# Hash Maps (aka Dictionary)

Hash maps are a data structure used to store data in an array like structure where each entry is specified by a key.

Strings are usually used for keys but any python object which implements the `__hash__` method may be used. These include strings, integers, tuples. Dictionaries and lists do not implement hash so they can't be used.

Immutable objects should not in principle be hashable since they can represent different things from moment to monent.

In [1]:
some_str = 'Hello World'

In [3]:
hash(some_str)

-6527300292344492171

Hashes are stable even if we use a different part of memory!

In [5]:
other_str = 'Hello World'
some_str is other_str

False

In [6]:
hash(other_str) == hash(some_str)

True

__NOTE__: If two elements are equivalent, their hashes must be equal.

__Logic Bonus__: Is the converse true as well?

To use these hash numers to store data, we first create a list of empty values, or `None`s. We specify the size of the hash map store with `N`.

In [22]:
N = 10

In [23]:
hm_store = [None] * N

Then we insert the item in the list we take the hashed value and modulo it with the size of the list.

In [24]:
key = 'Mike'
value = 29

In [25]:
hash(key) % N

0

In [26]:
hm_store[hash(key) % N] = value

To get the value out we do the same operation:

In [27]:
hm_store[hash(key) % N]

29

## Caution: Collisions!

In [41]:
hash('Abby') % 10

0

If we try to use the key 'Abby' we'll overwrite the entry for "Mike"! We should set up a system to prevent this.

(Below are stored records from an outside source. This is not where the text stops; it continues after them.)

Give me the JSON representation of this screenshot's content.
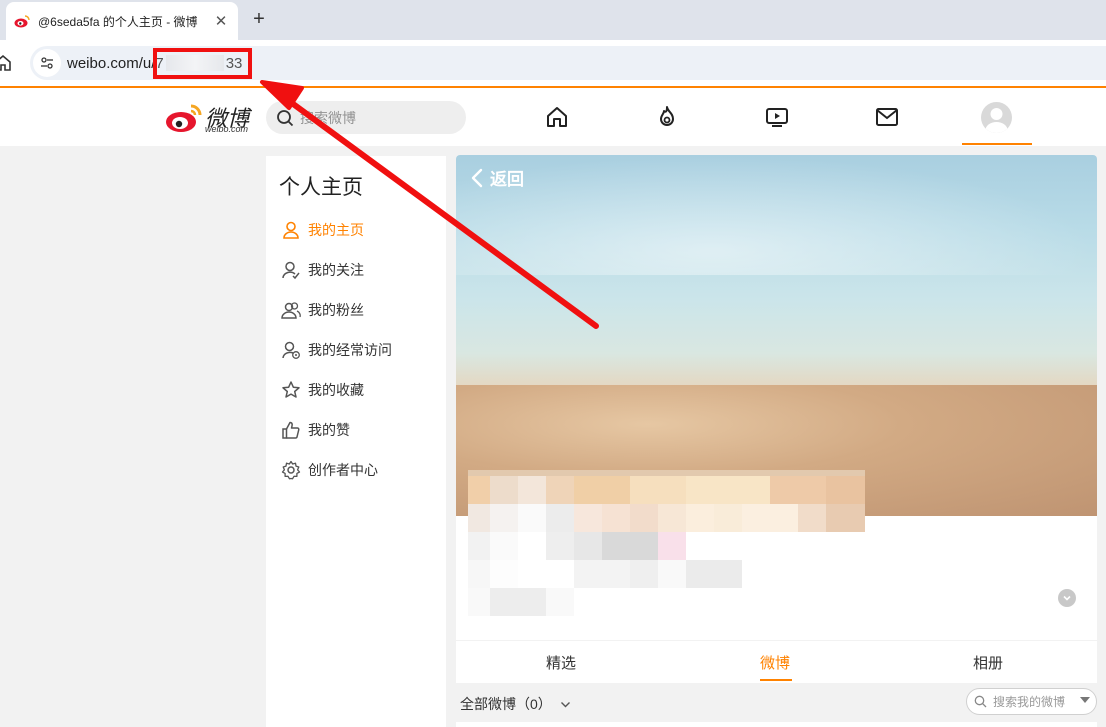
{
  "browser": {
    "tab_title": "@6seda5fa 的个人主页 - 微博",
    "tab_close": "✕",
    "new_tab": "+",
    "url_prefix": "weibo.com/u/",
    "url_visible_start": "7",
    "url_visible_end": "33"
  },
  "header": {
    "logo_text": "微博",
    "logo_sub": "weibo.com",
    "search_placeholder": "搜索微博",
    "nav_icons": [
      "home-icon",
      "hot-fire-icon",
      "video-icon",
      "mail-icon",
      "avatar"
    ]
  },
  "sidebar": {
    "title": "个人主页",
    "items": [
      {
        "label": "我的主页",
        "icon": "user-icon",
        "active": true
      },
      {
        "label": "我的关注",
        "icon": "user-follow-icon",
        "active": false
      },
      {
        "label": "我的粉丝",
        "icon": "users-fans-icon",
        "active": false
      },
      {
        "label": "我的经常访问",
        "icon": "user-visit-icon",
        "active": false
      },
      {
        "label": "我的收藏",
        "icon": "star-icon",
        "active": false
      },
      {
        "label": "我的赞",
        "icon": "thumbs-up-icon",
        "active": false
      },
      {
        "label": "创作者中心",
        "icon": "gear-icon",
        "active": false
      }
    ]
  },
  "profile": {
    "back_label": "返回"
  },
  "tabs": [
    {
      "label": "精选",
      "active": false
    },
    {
      "label": "微博",
      "active": true
    },
    {
      "label": "相册",
      "active": false
    }
  ],
  "filter": {
    "all_label": "全部微博",
    "count": "（0）",
    "search_placeholder": "搜索我的微博"
  },
  "colors": {
    "accent": "#ff8200",
    "annotation": "#f01010"
  }
}
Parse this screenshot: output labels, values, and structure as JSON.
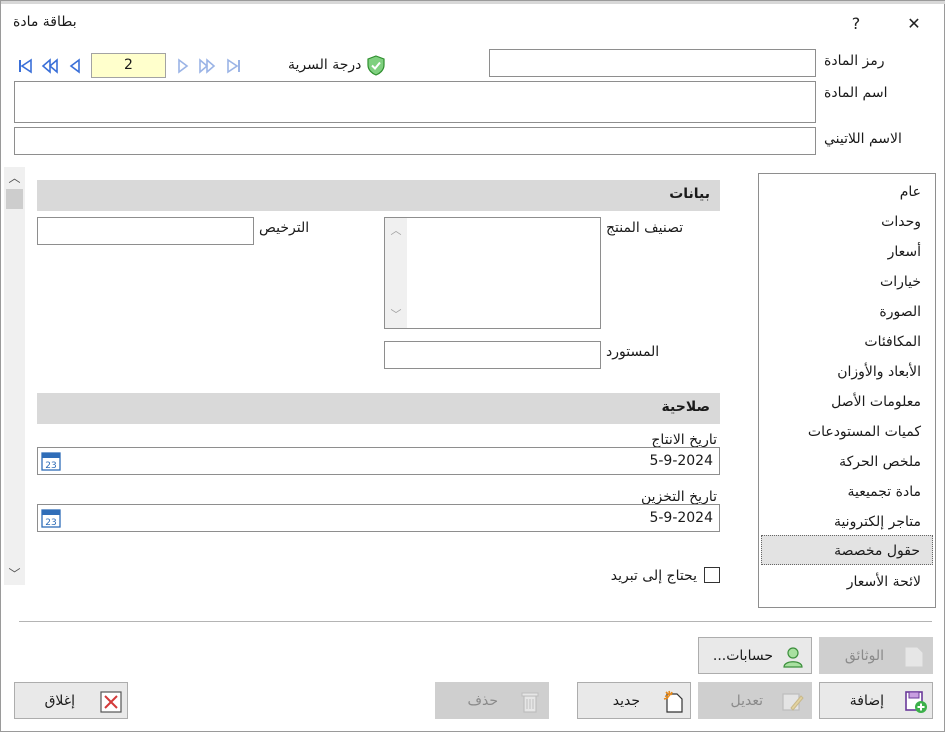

One method would be to use a linked list at each hash location, store the key and the value with each entry and find the one that we want.

In [43]:
class HashListItem:
    def __init__(self, key, value, next_=None):
        self.key = key
        self.value = value
        self.next = next_

Insert Mike's value again:

In [45]:
hm_store[hash(key) % N] = HashListItem(key, value)

Insert the value for the key "Abby":

In [48]:
hm_store[hash("Abby") % N].next = HashListItem("Abby", 24)

The method of using a linked list increases the average look up time for the hash map which could be as bad as a linked list of there are too many collisions.

There are many different methods for resolving collisions. The linked list option is known as _Seperate Chaining_. Another class of methods is called _Open Addressing_.

## Assignment

The assignment is to create a class, called a HashMap, which supports the same methods as a `dict`. That is you need to be able to insert key, value pairs, remove them, check if a key exists, and list all the pairs inserted so far.

`dict` is a very clever implementation of a hash map (or hash table), it will resize when too many collisions occure and will do so very fast. You do not need to make your HashMap resize.